While China is making rapid progress in the field of low-carbon energy, the United States and Europe are expressing serious concerns. Washington is particularly concerned about Chinese production overcapacity supported by large subsidies in the solar, electric vehicle and battery sectors, and fears a threat to the viability of these industries outside China. U.S. Treasury Secretary Janet Yellen plans to raise these issues in talks with high-ranking Chinese officials.
Solar dominance and massive subsidies
China continues to invest heavily in solar energy, with over $130 billion to be spent by 2023. According to Wood Mackenzie, China will account for 80% of global production capacity for key components such as polysilicon, wafers, photovoltaic cells and modules between 2023 and 2026. This domination is a source of concern for the United States, which is planning to increase its own production capacity to reduce its dependence on China.
Expansion of electric vehicles and batteries
China’s new-energy vehicle industry saw exports rise by 57.9% in 2023, reaching a record 4.9 million units, including over 1.2 million units in the 100% electric and plug-in hybrid segment.
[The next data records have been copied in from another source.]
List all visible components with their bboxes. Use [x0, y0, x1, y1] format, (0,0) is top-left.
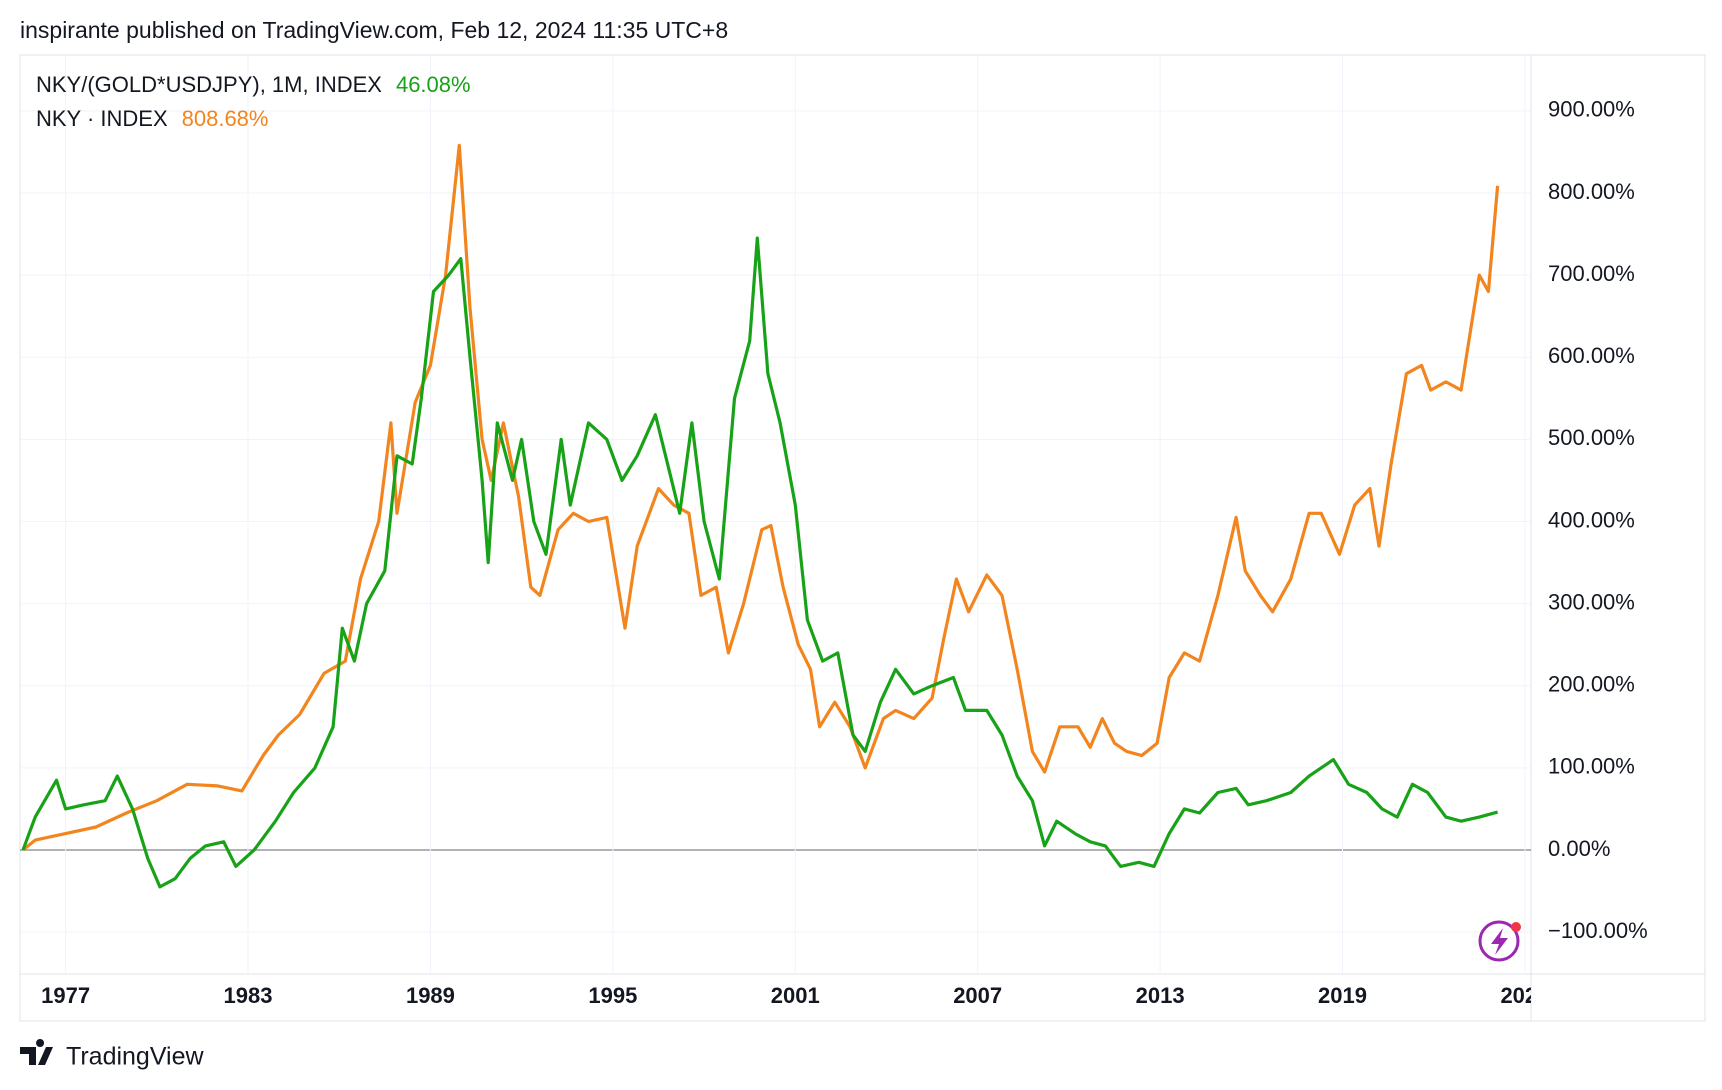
legend-label: NKY · INDEX — [36, 106, 168, 131]
legend-value: 46.08% — [396, 72, 471, 97]
logo: TradingView — [20, 1039, 205, 1071]
x-tick-label: 1995 — [588, 983, 637, 1008]
x-tick-label: 2001 — [771, 983, 820, 1008]
header: inspirante published on TradingView.com,… — [20, 17, 728, 43]
y-tick-label: 100.00% — [1548, 754, 1635, 779]
x-axis: 1977 1983 1989 1995 2001 2007 2013 2019 2025 — [41, 983, 1549, 1008]
x-tick-label: 1989 — [406, 983, 455, 1008]
x-tick-label: 1977 — [41, 983, 90, 1008]
legend-value: 808.68% — [182, 106, 269, 131]
y-tick-label: 0.00% — [1548, 836, 1610, 861]
y-tick-label: −100.00% — [1548, 918, 1648, 943]
y-tick-label: 400.00% — [1548, 507, 1635, 532]
y-tick-label: 200.00% — [1548, 672, 1635, 697]
series-line — [21, 143, 1500, 852]
legend-label: NKY/(GOLD*USDJPY), 1M, INDEX — [36, 72, 382, 97]
y-tick-label: 500.00% — [1548, 425, 1635, 450]
y-tick-label: 800.00% — [1548, 179, 1635, 204]
y-tick-label: 900.00% — [1548, 97, 1635, 122]
grid — [20, 55, 1531, 974]
legend: NKY/(GOLD*USDJPY), 1M, INDEX 46.08% NKY · … — [36, 72, 471, 131]
x-tick-label: 2013 — [1136, 983, 1185, 1008]
y-axis: −100.00% 0.00% 100.00% 200.00% 300.00% 400.00… — [1548, 97, 1648, 943]
x-tick-label: 2025 — [1500, 983, 1549, 1008]
y-tick-label: 600.00% — [1548, 343, 1635, 368]
footer-brand: TradingView — [66, 1043, 205, 1071]
x-tick-label: 2007 — [953, 983, 1002, 1008]
y-tick-label: 300.00% — [1548, 589, 1635, 614]
series-line — [21, 236, 1499, 889]
x-tick-label: 2019 — [1318, 983, 1367, 1008]
y-tick-label: 700.00% — [1548, 261, 1635, 286]
badge-icon — [1478, 920, 1521, 962]
frame — [19, 54, 1706, 1022]
x-tick-label: 1983 — [224, 983, 273, 1008]
plot-lines — [21, 143, 1500, 889]
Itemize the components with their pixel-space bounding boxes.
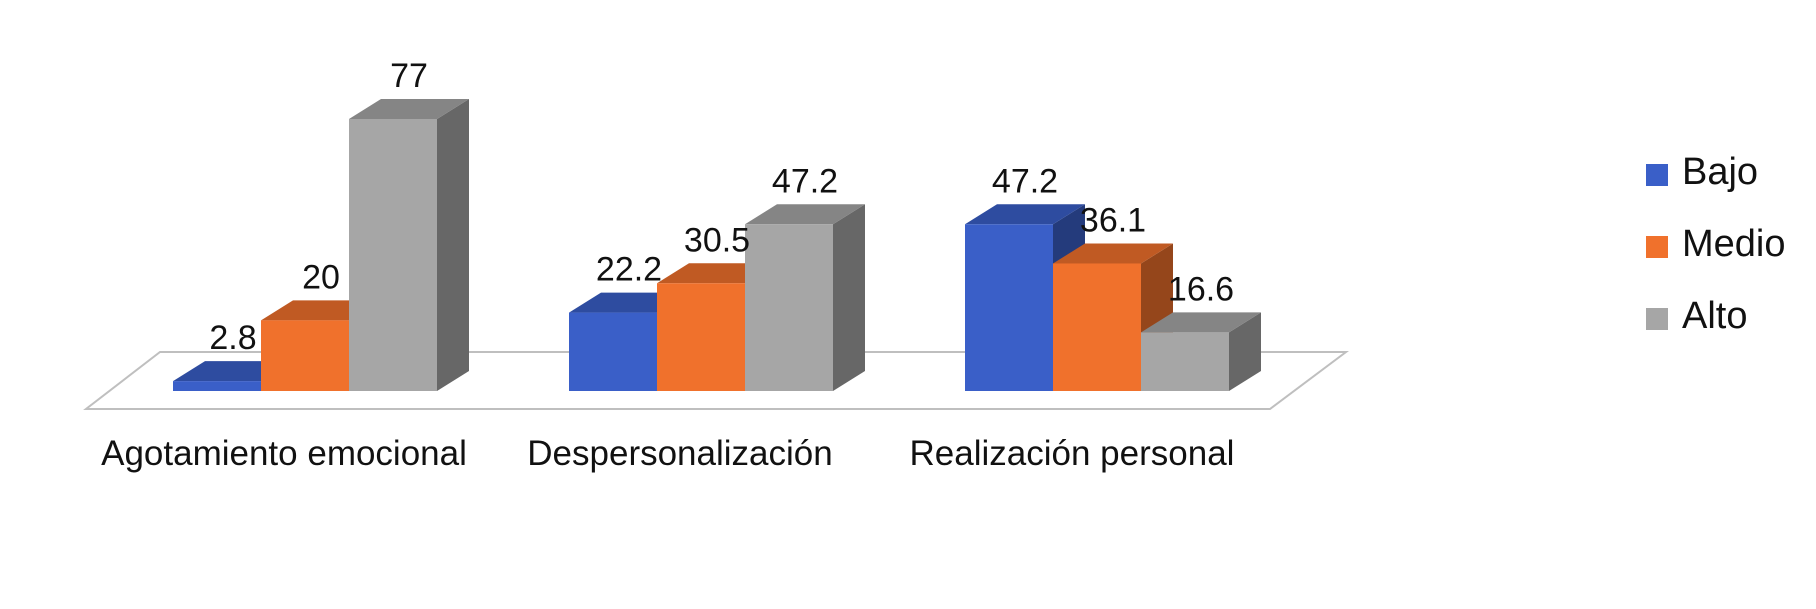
data-label-medio-agotamiento-emocional: 20 [302,258,340,296]
bar-alto-realizacion-personal [1141,312,1261,391]
data-label-medio-despersonalizacion: 30.5 [684,221,750,259]
data-label-bajo-agotamiento-emocional: 2.8 [209,319,256,357]
category-label-despersonalizacion: Despersonalización [527,434,832,473]
legend-label: Bajo [1682,151,1758,193]
legend-swatch [1646,164,1668,186]
data-label-medio-realizacion-personal: 36.1 [1080,201,1146,239]
legend-swatch [1646,236,1668,258]
legend-item-medio: Medio [1646,223,1786,265]
legend-label: Medio [1682,223,1786,265]
bar-alto-agotamiento-emocional [349,99,469,391]
data-label-alto-agotamiento-emocional: 77 [390,57,428,95]
data-label-layer: 2.8 20 77 22.2 30.5 47.2 47.2 36.1 16.6 [209,57,1234,357]
category-label-realizacion-personal: Realización personal [910,434,1235,473]
category-label-agotamiento-emocional: Agotamiento emocional [101,434,467,473]
data-label-bajo-realizacion-personal: 47.2 [992,162,1058,200]
legend-item-alto: Alto [1646,295,1747,337]
category-axis: Agotamiento emocional Despersonalización R… [101,434,1234,473]
data-label-alto-realizacion-personal: 16.6 [1168,270,1234,308]
legend: Bajo Medio Alto [1646,151,1786,337]
bar-alto-despersonalizacion [745,204,865,391]
legend-item-bajo: Bajo [1646,151,1758,193]
data-label-alto-despersonalizacion: 47.2 [772,162,838,200]
bar-layer [173,99,1261,391]
legend-label: Alto [1682,295,1747,337]
legend-swatch [1646,308,1668,330]
data-label-bajo-despersonalizacion: 22.2 [596,251,662,289]
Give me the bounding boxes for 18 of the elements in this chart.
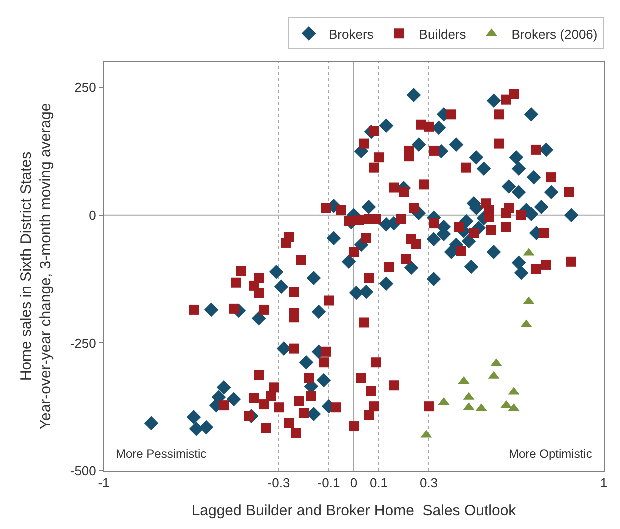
y-tick-label: 0 [89, 208, 96, 223]
x-tick-label: -0.1 [318, 476, 340, 491]
legend-label: Builders [419, 26, 467, 42]
x-tick-label: 0 [350, 476, 358, 491]
y-tick-label: -500 [70, 464, 96, 479]
y-tick-label: -250 [70, 336, 96, 351]
x-tick-label: 1 [600, 476, 608, 491]
y-axis-title: Home sales in Sixth District States Year-over-year change, 3-month moving average [18, 103, 55, 430]
x-tick-label: 0.1 [370, 476, 388, 491]
x-tick-label: 0.3 [420, 476, 438, 491]
y-tick-label: 250 [74, 80, 96, 96]
x-tick-label: -1 [98, 476, 110, 491]
annotation: More Pessimistic [116, 447, 207, 461]
x-tick-label: -0.3 [268, 476, 290, 491]
legend-label: Brokers [329, 26, 374, 42]
x-axis-title: Lagged Builder and Broker Home Sales Outlook [192, 502, 517, 520]
legend-label: Brokers (2006) [512, 26, 598, 42]
annotation: More Optimistic [509, 447, 592, 461]
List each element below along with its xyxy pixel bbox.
At the same time, the lithium-ion battery sector also saw an expansion of 25% in production and 33% in exports. However, this rapid growth is marked by potential overcapacity.
The President Emeritus of the European Chamber of Commerce in China, Joerg Wuttke, noted that Chinese industrial overcapacity poses not only an economic but also a political risk, potentially inciting protectionist reactions in open economies. These concerns are at the heart of Janet Yellen’s discussions in China, where she is seeking to communicate the implications of these imbalances.